2016 年 37 巻 1 号 p. 45-65
In this article, we propose a strategy to show the combinability of multiple animal datasets in a parallel-line assay to estimate the relative potency. The following three assumptions are made in the linear fixed-effect modeling, and we examine if any of them result in nonconformance:
a) Intrasubject parallelism (parallel dose-response for each subject),
b) Intersubject homogeneity of the slopes of the mean response (averaged across study substances),
c) Intersubject homogeneity of the differences between intercepts.

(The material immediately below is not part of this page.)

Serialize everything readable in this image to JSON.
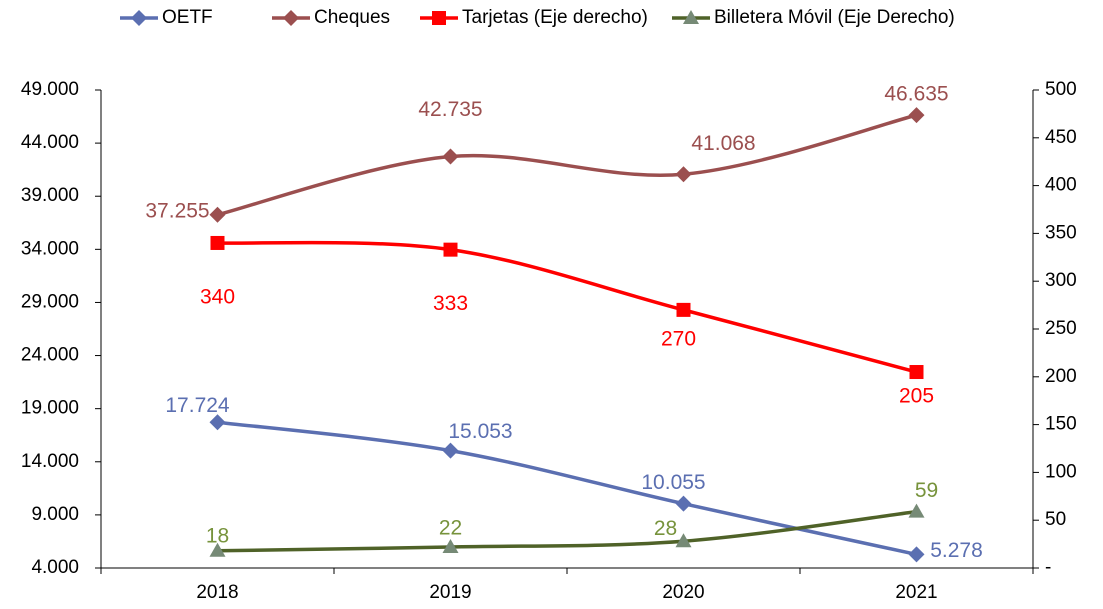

For inferences about relative potency, a) is essential, and we derived a new metrics, intrasubject parallelism criterion (ISP), via the translation of aggregated individual bioequivalence criterion stated in the regulatory guidance (Food and Drug Administration, 2001). For b) and c), we used the 95% confidence interval of the I2 criterion, which is commonly used to evaluate the interstudy homogeneity in a meta-analysis (Higgins and Thompson, 2002). For choosing the thresholds, we applied the conventions used in the guideline.
The proposed procedure is demonstrated in an example analysis, and its properties are evaluated through a Monte Carlo simulation. The power of our proposed intrasubject parallelism criterion was shown to be high for designs of moderate size, but the demonstration of homogeneity via I2 was rather conservative.